The Creepy Music of Impending X-Files-isms plays as we pan across Wonder Coach's office and then to a sauna with a sign that says "Sauna." A plaque next to the "Sauna" reads, "Walt's Private Sweat Box. From the alumni association in recognition of twenty years of dedicated service." Inside, a hand ladles water over a bunch of nasty, porous-looking rocks. They steam up a nasty green cloud, which JUST. ISN'T. HEALTHY. How can he not notice that? Instead, Wonder Coach leans in and takes a deep breath, as if he's in the Halls of Medicine. The fat, bloated, puffy, rotty, corpulent body that is Wonder Coach takes a seat, with yellow towels blessedly wrapped around his neck and his genitalia. As he sighs repeatedly, we zoom in on the creepy rocks. So much so that we go, Fight Club-style, into the rocks to see the glowing kryptonite within. Is there kryptonite in the house? Then I think we'll have this week's mutated villain soon. There's a knock on the door. Wonder Coach invites in whomever it is. A youngish, snappily dressed man of the Asian persuasion steps through the sauna door. "Principal Kwan," Wonder Coach introduces. I can't decide if I should make a joke about Michelle Kwan, the figure skater, or about how "kwan" meant "coin" in Jerry Maguire. What do you, the readers at home, think? Feel free to make up your own joke for this space. Coach asks what brings the principal to the Sweat Box. I really wish he wouldn't call it that. "We've got a problem, coach," Principal Smooth says, and he reminds me of B.D. Wong from Oz. His suit even has a white collar that makes him look a little like a priest.
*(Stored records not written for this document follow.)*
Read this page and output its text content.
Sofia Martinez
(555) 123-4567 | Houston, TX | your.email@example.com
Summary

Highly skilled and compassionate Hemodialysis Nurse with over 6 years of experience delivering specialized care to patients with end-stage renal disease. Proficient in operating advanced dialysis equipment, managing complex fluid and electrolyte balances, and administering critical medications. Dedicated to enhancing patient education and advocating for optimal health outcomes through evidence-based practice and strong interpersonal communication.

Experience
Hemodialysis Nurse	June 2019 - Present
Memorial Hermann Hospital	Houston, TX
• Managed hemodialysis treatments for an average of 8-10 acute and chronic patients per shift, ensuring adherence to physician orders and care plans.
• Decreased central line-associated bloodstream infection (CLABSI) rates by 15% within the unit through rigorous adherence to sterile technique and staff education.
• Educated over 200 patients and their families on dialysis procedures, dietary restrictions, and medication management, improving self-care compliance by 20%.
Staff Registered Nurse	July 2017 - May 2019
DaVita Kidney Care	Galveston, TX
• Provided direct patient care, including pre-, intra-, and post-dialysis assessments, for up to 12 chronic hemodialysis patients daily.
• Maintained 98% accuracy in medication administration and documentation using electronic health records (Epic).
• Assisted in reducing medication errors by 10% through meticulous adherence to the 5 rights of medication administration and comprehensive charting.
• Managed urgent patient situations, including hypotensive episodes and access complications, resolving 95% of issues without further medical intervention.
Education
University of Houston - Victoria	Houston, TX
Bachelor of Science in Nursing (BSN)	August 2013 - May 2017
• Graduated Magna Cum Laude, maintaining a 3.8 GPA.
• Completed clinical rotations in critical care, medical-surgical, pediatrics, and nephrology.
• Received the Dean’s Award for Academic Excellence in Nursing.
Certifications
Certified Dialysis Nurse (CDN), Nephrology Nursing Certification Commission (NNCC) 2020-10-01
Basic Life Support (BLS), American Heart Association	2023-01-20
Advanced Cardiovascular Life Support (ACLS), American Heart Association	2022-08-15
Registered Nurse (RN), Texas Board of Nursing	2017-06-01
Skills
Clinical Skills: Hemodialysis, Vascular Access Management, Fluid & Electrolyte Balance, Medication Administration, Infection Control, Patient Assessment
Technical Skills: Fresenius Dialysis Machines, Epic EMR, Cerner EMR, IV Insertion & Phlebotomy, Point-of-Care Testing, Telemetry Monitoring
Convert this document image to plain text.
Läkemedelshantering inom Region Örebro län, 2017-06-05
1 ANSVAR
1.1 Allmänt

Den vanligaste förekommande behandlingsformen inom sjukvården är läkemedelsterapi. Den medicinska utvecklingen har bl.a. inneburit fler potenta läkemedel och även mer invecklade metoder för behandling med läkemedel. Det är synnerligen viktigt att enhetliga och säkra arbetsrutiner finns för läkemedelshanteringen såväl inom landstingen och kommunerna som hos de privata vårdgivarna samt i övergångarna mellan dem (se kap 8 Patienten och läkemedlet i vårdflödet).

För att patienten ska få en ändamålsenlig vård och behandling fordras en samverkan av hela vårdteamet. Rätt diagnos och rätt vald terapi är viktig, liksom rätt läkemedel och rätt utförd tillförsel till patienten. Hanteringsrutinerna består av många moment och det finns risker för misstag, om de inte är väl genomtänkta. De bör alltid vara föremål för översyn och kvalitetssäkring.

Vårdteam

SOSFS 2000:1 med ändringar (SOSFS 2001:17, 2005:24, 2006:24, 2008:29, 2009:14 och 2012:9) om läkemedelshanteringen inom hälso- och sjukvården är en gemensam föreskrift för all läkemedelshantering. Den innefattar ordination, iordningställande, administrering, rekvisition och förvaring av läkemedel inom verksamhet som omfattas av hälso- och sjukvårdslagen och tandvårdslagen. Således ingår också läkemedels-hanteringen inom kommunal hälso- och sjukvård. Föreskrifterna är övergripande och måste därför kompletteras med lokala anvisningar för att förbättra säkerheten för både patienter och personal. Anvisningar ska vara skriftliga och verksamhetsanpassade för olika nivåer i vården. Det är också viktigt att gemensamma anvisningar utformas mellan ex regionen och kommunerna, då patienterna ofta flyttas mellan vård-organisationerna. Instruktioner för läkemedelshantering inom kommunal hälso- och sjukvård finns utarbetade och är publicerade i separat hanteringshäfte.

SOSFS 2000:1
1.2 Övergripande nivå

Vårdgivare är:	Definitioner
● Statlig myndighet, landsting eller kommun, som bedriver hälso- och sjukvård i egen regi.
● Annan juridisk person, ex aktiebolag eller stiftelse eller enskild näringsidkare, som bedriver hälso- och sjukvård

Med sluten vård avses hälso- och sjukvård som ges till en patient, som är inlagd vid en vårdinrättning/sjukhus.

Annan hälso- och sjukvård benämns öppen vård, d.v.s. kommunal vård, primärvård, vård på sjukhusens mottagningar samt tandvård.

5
Principal's office. Ooh, you in trouble! Football players have been cheating. Shocking! Seven players, Principal Smooth reveals, cheated on a math midterm. Smooth says that the players will be ineligible to play in the next game. Coach suggests they keep it quiet for a few weeks and deal with it in the off-season. But Principal Smooth is also Principal Principled. He won't let an academic infraction get swept under the rug. I see now that he's wearing a sweater over his shirt and tie, and I lost about a third of a percentage point of respect for the man. It is at this point that Wonder Coach begins to lord over his domain. He says he's been there twenty-five years -- unlike the principal, who's only been around for six months. "We're not just talking about a game; we're talking about my legacy," Coach says. Smooth responds, smoothly, "I don't care about your legacy. I'm here to educate young people." Okay, he got the percentage back. Coach really loses it here and starts yelling about how many young men he's educated who've gone on to get great jobs as used-car salesmen and real-estate agents. Here's how smooth Principal Smooth is: "I know most people think you walk on water, Coach. But I think you're dangerous." A principal with balls. Who knew? Coach grimaces mightily. As he walks out, Principal Smooth says he's suspending the players on Monday, end of story. Wonder Coach -- who's wearing a symbolic red terrycloth robe -- gets mad and throws his towel on his desk. WHOOSH! A plume of flame spreads across the desk. The camera pans back to reveal Wonder Coach looking at the fire in horror, all, Did I do that? A miniature set of football players is engulfed (how many times you wanna bet I use the word "engulfed" in this recap?) by flames. The Coach reacts in horror at seeing a huge poster of himself on the wall equally eaten up by the fire. We black out on Wonder Coach, horrified at his own firebugness.